島状マルテンサイト(以下、MAと略す)は、加速冷却によって生成する組織であり、MAが生成することで硬さが大きく上昇する。上述の通りISO 15156の分類のRegion2環境でのSSC発生防止のためには、ビッカース硬さを280Hv以下とすることが好ましく、少なくとも硫化水素腐食環境下に直接さらされる鋼管表層部の硬さ低減が重要である。発明者らは鋭意検討の末、鋼管母材部金属組織中のMAに着目し、MAの体積分率の増大に伴い鋼管表層部硬さが上昇し、少なくとも5%を超えるMA体積分率でビッカース硬さが280Hvを超え、耐SSC性が劣化すること場合があることを見出した。

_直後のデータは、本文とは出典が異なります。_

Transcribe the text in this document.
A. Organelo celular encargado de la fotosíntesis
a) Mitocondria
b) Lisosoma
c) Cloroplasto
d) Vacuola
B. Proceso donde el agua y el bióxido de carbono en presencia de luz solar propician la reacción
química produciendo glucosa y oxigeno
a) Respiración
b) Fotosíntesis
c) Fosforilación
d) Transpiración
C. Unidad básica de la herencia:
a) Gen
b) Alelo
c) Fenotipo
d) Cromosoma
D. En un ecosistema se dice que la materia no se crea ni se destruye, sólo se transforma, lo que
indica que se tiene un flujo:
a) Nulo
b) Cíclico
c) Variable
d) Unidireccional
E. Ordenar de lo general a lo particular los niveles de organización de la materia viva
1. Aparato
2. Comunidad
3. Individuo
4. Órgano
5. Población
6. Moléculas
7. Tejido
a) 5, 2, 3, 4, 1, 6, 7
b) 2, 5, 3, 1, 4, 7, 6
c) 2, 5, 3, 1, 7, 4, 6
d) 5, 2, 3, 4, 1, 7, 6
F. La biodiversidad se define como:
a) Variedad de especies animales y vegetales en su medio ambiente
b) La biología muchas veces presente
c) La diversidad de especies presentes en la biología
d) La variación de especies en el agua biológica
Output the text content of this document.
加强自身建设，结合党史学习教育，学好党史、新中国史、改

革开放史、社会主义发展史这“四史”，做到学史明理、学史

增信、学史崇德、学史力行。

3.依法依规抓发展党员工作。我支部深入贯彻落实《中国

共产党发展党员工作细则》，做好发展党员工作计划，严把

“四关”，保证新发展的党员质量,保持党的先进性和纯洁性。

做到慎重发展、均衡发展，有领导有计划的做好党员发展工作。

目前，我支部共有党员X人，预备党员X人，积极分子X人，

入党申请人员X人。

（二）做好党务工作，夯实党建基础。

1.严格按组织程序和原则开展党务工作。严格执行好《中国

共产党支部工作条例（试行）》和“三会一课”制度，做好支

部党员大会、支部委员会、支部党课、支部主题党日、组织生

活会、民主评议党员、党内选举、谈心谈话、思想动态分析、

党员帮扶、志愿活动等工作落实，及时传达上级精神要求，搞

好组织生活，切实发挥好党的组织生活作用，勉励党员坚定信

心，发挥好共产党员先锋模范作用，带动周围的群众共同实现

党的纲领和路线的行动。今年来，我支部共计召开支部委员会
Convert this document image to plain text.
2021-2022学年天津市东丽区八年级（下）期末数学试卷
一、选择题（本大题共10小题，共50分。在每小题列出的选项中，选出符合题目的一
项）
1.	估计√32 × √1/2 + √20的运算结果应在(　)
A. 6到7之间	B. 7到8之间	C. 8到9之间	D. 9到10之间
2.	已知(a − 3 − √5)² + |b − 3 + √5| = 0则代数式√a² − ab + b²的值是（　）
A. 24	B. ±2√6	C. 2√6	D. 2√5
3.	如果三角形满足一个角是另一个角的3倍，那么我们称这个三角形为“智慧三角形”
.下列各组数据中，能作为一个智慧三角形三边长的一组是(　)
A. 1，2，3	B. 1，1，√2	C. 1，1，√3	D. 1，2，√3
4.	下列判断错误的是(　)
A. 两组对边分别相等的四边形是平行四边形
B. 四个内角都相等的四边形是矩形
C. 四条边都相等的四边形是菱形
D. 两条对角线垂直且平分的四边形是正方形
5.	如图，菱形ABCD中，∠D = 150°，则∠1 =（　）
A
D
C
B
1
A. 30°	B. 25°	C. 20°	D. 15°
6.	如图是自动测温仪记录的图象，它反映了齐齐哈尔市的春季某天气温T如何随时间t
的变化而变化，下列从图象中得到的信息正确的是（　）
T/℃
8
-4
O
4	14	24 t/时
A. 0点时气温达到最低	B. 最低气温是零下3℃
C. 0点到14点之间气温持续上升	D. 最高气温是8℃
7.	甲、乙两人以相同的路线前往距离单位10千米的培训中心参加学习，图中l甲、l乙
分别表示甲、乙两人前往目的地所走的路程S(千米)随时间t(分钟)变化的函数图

従って、鋼管表層部の島状マルテンサイトの体積分率を5%以下とすることが好ましい。
Claims (2)
- 母材部が、質量%で、
C: 0.02〜0.06%
Si: 0.05〜0.5%
Mn: 0.8〜1.7%
Al: 0.01〜0.08%
Nb: 0.005〜0.06%
Ti: 0.005〜0.025%
Ca: 0.0010〜0.0035%を含有し、
P: 0.01%以下
S: 0.001%以下
B: 0.0004%以下
N: 0.008%以下であり、
さらに、
Cu: 0.30%以下
Ni: 0.50%以下
Cr: 0.50%以下
Mo: 0.30%以下
V: 0.10%以下
の中から選ばれる1種以上を含有し、
かつ、式(1)で規定されるCP値が1.1以下、
式(2)で規定されるPy値が0.175以下であり、
残部Feおよび不可避不純物からなり、
管内外面1層ずつ形成された溶接金属部が、質量%で、
C: 0.04〜0.1%
Si: 0.05〜0.5%
Mn: 1.0〜1.8%
Nb: 0.01〜0.05%
Ti: 0.01〜0.04%
B: 0.001〜0.004%
O: 0.025〜0.045%を含有し、
Al: 0.02%以下であり、
さらに、
Cu: 0.30%以下
Ni: 0.50%以下
Cr: 0.50%以下
Mo: 0.30%以下
V: 0.10%以下
の中から選ばれる1種以上を含有し、
かつ、管内面部の溶接金属組成で計算される式(2)のPy値(Pyi)が0.160〜0.175を満足し、
管外面部の溶接金属組成で計算される式(2)で規定されるPy値(Pyo)がPyo≧Pyi+0.03であり、
残部Feおよび不可避不純物からなることを特徴とする、耐硫化物応力腐食割れ性に優れた引張強度600MPa以上の高強度溶接鋼管。
式(1): CP=4.46C+2.37Mn/6+(1.18Cr+1.95Mo+1.74V)/5+(1.74Cu+1.7Ni)/15+22.36P
式(2): Py=C+Si/30+Mn/20+(Cu+Cr)/20+Ni/60+Mo/7+V/10+5×B
ここで、各式の右辺の元素記号はそれぞれの含有量(質量%)を表わし、含有しない場合は0とする。 - 鋼管母材表層部の金属組織が、島状マルテンサイトの体積分率は5%以下であり、残部がベイナイト又はベイナイトとフェライトの混合組織であることを特徴とする請求項1に記載の耐硫化物応力腐食割れ性に優れた引張強度600MPa以上の高強度溶接鋼管。